When Buffy browses eBay...
You are bidding on a 19th century Vampire Killing Kit.
The box weights 20.1 lbs., length 16.8 inches, width 17 inches, height 7.9 inches;made of linden tree with maroon velvet inside, six compartments. The items enclosed in the box are as followed: one wooden hammer (6.5 inches long), four stakes 6 inches-each) --- the wooden hammer has applied a small holy cross, same as the stakes; the lower side containing: prayer book, crucifix, knife and eight bottles with Pamant (holy soil), Agheazma (holy water), Mir (anointing oil), Tamaie (holy incense), Usturoi (garlic), red serum, blue serum and secret potion. We believe a romanian monk from Transylvania has created this box during the period of 1870-1890 .
Somehow I now have a brownie. It'll all turn out for the best.
I'd go with the lemon square.
Wonder what the red and blue serum consist of.
I'd go with the lemon square.
You say this now!
Actually, for the first time in a long time, they were out. So brownie.
I don't think you can go wrong choosing between a lemon square or a brownie. Or in the words of my great-grandfather, I like either, I'll take both.
I like either, I'll take both.
This is a great motto.
eta: Gah. Run. Stockings. Front.

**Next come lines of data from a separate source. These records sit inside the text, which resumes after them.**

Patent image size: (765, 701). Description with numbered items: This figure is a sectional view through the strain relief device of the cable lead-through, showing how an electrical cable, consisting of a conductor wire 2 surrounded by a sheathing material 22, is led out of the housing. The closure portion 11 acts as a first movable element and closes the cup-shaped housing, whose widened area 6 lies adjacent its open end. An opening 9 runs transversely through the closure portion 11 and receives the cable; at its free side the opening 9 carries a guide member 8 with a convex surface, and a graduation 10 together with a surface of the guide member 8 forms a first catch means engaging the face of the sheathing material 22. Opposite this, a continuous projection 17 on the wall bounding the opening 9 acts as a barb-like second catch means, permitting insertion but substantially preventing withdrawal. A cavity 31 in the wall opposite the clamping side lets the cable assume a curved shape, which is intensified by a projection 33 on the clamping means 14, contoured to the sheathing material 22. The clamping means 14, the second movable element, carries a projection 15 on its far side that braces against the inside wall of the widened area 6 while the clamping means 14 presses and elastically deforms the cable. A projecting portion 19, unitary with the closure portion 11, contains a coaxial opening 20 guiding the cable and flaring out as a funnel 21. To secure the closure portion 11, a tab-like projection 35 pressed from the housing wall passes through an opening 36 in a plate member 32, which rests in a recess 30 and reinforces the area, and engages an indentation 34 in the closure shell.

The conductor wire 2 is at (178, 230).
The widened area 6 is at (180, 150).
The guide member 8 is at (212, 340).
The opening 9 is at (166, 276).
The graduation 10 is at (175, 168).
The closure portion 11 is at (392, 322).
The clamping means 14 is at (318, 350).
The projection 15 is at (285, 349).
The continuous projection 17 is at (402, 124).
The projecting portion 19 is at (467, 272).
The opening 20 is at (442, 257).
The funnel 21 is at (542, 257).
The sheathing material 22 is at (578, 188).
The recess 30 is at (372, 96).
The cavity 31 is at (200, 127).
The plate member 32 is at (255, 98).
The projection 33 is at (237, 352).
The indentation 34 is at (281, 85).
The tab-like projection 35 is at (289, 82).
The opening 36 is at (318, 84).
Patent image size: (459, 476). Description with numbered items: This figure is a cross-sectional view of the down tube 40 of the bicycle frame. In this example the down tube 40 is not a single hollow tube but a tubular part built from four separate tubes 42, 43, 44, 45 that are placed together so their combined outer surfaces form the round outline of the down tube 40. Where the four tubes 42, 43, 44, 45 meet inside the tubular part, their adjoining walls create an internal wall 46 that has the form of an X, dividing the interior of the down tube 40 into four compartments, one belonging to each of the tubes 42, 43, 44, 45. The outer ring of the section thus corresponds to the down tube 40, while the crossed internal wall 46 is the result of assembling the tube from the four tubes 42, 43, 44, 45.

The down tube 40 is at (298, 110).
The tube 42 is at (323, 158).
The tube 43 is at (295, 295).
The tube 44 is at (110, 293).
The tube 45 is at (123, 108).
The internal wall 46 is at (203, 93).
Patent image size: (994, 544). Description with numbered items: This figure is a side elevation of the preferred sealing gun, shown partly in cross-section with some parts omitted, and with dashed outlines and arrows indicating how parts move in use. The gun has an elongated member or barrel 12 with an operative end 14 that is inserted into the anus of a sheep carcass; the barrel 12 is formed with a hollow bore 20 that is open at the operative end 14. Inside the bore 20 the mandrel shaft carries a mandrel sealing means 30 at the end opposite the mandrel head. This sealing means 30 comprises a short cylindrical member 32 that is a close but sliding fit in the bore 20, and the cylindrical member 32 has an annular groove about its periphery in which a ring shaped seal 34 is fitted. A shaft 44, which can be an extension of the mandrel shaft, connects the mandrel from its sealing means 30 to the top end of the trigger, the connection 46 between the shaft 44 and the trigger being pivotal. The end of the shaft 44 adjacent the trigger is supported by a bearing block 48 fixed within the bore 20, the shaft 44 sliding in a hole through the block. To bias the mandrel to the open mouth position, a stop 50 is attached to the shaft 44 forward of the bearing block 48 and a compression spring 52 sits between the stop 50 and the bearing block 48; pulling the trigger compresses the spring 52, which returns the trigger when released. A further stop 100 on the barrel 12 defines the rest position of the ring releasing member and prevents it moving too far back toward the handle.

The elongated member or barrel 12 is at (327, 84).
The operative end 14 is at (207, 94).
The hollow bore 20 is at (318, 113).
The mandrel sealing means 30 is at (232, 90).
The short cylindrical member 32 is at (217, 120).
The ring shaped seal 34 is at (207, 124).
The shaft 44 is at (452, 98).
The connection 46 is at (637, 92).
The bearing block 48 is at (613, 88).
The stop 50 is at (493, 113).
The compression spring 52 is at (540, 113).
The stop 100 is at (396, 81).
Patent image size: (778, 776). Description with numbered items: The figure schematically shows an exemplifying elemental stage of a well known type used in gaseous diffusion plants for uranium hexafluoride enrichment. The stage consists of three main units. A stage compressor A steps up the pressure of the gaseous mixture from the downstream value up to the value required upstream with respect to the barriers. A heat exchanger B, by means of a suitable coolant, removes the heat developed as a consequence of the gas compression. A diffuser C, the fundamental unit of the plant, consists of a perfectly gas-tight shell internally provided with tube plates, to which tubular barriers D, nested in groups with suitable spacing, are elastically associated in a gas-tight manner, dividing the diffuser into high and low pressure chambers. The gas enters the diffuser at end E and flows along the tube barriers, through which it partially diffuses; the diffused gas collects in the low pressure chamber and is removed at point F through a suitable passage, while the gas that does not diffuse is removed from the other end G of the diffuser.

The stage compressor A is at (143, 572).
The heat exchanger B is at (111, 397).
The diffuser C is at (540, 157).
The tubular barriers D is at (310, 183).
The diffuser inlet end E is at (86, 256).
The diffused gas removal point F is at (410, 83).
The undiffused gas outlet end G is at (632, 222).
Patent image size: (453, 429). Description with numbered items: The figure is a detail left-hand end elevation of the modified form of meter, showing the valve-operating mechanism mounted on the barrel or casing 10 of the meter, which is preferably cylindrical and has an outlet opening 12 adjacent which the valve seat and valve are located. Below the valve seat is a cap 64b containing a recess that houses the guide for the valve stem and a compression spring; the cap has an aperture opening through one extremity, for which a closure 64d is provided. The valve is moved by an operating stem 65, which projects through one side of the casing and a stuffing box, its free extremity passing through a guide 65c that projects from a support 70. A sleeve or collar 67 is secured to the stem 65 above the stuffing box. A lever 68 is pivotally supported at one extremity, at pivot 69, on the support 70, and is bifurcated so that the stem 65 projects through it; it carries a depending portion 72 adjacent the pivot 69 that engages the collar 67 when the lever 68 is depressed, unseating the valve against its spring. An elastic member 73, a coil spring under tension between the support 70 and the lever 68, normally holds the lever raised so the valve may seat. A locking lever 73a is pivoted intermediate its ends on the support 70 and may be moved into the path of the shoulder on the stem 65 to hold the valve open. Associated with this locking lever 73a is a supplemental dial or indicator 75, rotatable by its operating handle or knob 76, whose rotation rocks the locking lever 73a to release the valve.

No nail polish within five minutes of walking, no extra stockings. I really should be a better girl and plan ahead contingency-wise.
Gah. Run. Stockings. Front
Is being bare legged an option? (This seems reasonable where I am since very few people wear hose.)
Is being bare legged an option?
If anyone asks, just say you used your stocking to repair a broken belt in your car. This makes you seem clever and mechanically handy too.
just say you used your stocking to repair a broken belt in your car
You know, I've been wanting to do this for forever, since I read about it when I was, like, 8 and living in the tropics. It seemed so cool.
Now that I a) have a car and b) wear stockings, I'm not sure if I could find belts in my Jetta anyway.
I figure I'll stay seated for as long as humanly possible, and then go take them off. I might just cut the feet off, since I'm wearing boots, and completely bare isn't my kind of fun.